The deep state, meanwhile, is stronger than ever—and if you don't believe that, just ask one of the 70,000 people whose telephones were tapped (and that's the Justice Ministry's figure!) between 2006 and 2009.
|
Have you read the report? I have skimmed it and dislike the style in much of it. The claims are being stated and argued against w/o any indication as to who made them. How is this different than arguing against an army of straw men? It is also dangerous for the public perception of the investigation for those who ostensibly do want the truth to be uncovered to effectively ensure that criticism about not doing enough is obscured. For example, there seems to be much resistance to merging the Dink murder case with the mainline Ergenekon investigations. This draws criticism, but you wouldn't know it from the document. Here's the claim they lay out and attempt to refute:
.
"CLAIM: The Ergenekon indictment puts the blame for a number of assassinations and attacks against non-Muslims in Turkey on Ergenekon without any evidence. Among them are the killings of Catholic priest Father Andrea Santoro on Feb. 5, 2006, in Trabzon, Armenian-Turkish journalist Hrant Dink on Jan. 19, 2007, in Istanbul and three Christian missionaries on April 18, 2007, in Malatya."
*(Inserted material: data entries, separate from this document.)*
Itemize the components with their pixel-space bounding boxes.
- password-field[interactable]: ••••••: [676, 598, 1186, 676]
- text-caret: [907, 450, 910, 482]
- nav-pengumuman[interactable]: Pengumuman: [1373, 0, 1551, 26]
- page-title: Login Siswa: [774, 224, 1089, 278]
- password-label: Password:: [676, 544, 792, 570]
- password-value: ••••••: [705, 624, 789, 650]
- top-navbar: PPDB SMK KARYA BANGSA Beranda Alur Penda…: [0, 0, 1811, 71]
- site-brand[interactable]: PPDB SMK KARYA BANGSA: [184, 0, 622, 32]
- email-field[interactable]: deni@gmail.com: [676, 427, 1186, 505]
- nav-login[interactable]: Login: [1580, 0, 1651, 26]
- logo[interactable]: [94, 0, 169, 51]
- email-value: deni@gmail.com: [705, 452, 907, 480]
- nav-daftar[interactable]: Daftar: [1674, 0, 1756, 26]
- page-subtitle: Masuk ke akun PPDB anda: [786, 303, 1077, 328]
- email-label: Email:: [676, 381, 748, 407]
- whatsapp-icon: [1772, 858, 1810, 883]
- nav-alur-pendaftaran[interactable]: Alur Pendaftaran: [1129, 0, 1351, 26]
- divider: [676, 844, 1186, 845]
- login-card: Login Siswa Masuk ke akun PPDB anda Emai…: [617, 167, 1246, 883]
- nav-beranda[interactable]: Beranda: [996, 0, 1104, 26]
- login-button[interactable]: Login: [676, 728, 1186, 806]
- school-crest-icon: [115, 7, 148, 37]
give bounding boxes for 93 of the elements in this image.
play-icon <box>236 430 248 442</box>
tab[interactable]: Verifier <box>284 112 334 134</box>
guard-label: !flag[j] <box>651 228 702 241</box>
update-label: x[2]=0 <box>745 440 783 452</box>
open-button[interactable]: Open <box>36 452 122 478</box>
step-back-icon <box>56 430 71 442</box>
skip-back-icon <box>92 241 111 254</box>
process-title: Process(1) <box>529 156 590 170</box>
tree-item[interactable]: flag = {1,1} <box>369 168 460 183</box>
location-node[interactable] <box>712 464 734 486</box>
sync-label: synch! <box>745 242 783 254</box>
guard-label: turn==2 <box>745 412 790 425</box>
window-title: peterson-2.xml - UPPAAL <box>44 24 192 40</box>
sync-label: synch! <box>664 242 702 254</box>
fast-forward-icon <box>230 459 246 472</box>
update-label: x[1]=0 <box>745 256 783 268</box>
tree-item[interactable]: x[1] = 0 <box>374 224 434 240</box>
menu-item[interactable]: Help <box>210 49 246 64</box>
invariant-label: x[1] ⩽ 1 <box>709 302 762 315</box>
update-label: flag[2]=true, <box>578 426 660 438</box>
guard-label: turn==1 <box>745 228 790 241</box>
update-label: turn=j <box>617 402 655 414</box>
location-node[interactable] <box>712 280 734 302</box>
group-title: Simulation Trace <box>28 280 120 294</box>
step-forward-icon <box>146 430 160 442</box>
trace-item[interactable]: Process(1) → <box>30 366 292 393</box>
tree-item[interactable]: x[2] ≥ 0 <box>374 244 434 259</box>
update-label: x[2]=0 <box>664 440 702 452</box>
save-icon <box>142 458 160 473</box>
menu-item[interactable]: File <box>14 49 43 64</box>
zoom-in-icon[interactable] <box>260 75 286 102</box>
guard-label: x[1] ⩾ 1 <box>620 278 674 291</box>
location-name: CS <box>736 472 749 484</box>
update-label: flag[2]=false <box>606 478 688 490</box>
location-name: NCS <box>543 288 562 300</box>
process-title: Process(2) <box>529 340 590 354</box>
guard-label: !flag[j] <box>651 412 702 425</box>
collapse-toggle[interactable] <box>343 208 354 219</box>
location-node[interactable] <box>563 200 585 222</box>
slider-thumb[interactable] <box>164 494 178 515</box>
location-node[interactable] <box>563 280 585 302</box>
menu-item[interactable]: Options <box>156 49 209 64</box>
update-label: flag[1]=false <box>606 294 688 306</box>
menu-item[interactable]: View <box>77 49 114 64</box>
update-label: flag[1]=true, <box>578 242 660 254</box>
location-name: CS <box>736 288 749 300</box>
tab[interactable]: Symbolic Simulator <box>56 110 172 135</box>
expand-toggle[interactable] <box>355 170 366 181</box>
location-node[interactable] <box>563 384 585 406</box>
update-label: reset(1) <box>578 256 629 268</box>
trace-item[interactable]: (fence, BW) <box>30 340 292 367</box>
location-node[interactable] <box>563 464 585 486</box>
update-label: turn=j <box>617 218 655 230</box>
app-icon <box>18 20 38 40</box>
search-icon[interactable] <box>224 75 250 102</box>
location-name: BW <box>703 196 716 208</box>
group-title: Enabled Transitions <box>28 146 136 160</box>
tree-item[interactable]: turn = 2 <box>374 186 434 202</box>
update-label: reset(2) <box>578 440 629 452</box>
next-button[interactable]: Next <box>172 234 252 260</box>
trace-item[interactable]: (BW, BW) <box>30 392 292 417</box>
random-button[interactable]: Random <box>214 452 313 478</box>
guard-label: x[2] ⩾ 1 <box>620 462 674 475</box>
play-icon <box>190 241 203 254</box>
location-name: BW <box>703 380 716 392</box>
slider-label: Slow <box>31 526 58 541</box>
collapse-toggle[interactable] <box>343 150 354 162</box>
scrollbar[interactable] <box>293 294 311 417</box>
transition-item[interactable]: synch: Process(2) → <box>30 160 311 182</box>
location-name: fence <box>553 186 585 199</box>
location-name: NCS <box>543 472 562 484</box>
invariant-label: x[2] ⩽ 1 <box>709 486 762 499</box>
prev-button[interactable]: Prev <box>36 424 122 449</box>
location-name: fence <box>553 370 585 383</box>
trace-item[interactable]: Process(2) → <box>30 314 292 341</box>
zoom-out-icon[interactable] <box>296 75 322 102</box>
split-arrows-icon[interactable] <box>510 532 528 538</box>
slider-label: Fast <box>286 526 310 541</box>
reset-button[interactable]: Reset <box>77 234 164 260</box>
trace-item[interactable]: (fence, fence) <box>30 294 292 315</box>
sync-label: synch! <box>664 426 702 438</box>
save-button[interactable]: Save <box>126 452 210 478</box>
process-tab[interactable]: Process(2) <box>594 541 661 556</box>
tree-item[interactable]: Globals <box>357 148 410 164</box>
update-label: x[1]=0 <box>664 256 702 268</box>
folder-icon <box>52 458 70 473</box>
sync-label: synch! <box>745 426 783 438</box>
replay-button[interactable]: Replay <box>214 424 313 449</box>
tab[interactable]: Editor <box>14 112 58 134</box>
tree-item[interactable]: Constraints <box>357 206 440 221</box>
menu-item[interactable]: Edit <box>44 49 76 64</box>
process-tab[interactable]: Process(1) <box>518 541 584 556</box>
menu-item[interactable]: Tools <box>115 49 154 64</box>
This is news to me, because at least the Dink case remained separate. Here's Taraf's Gormus on that very issue: http://www.taraf.com.tr/alper-gormus/makale-30-yillik-altin-kural-davalari-asla-birlestirme.htm
Here's the way I see it. If, by some mechanism, my own home were raided tomorrow, all my stuff seized, a bunch of prosecutors and cops went through it all and made up a story to keep me locked up pending trial, our 'respected liberal-democrats' would be very happy to provide the apologetics for this and a bunch of Americans would cheer them on. Something doesn't add up on either side of the Atlantic unless one uses Humpty-Dumpty semantics for words denoting concepts[1]. Actually, what I see for Turkey doesn't seem unusual[2] but I'd have expected somewhat more from highly-educated Americans. I don't suspect foul play of the conspiratorial kind -- I don't mean to imply that at all. I actually wish I had grounds to impute what I see to a conspiracy since it is downright scary that the intellectual classes behave in this manner on their own without any kind of shady prodding.
[1] http://bibliolingua.blogspot.com/2007/03/meaning-of-words-according-to-humpty.html
[2] I argued that point using Dani Rodrik's WSJ opinion piece here: http://rodrik.typepad.com/dani_rodriks_weblog/2010/06/more-on-turkish-politics.html?cid=6a00d8341c891753ef0133f1dd4773970b#comment-6a00d8341c891753ef0133f1dd4773970b
Reply to this
Bulent--where did you find the report? I couldn't locate it on the Human Rights Agenda Association's website.
Also: do you know anything about the HRAA? I'd never heard of them before but apparently they've been around for several years.
Reply to this
The report is here:
http://ergenekonisourreality.files.wordpress.com/2010/07/ergenekonisourreality-final.pdf
I don't know anything about HRAA, I assume they are as legitimate as the other NGOs here. I have seen some of Cengiz's prose in Today's Zaman, it is the kind of stuff that'd be surprising to see in Turkish Zaman (eg it has stuff about 1915 in it).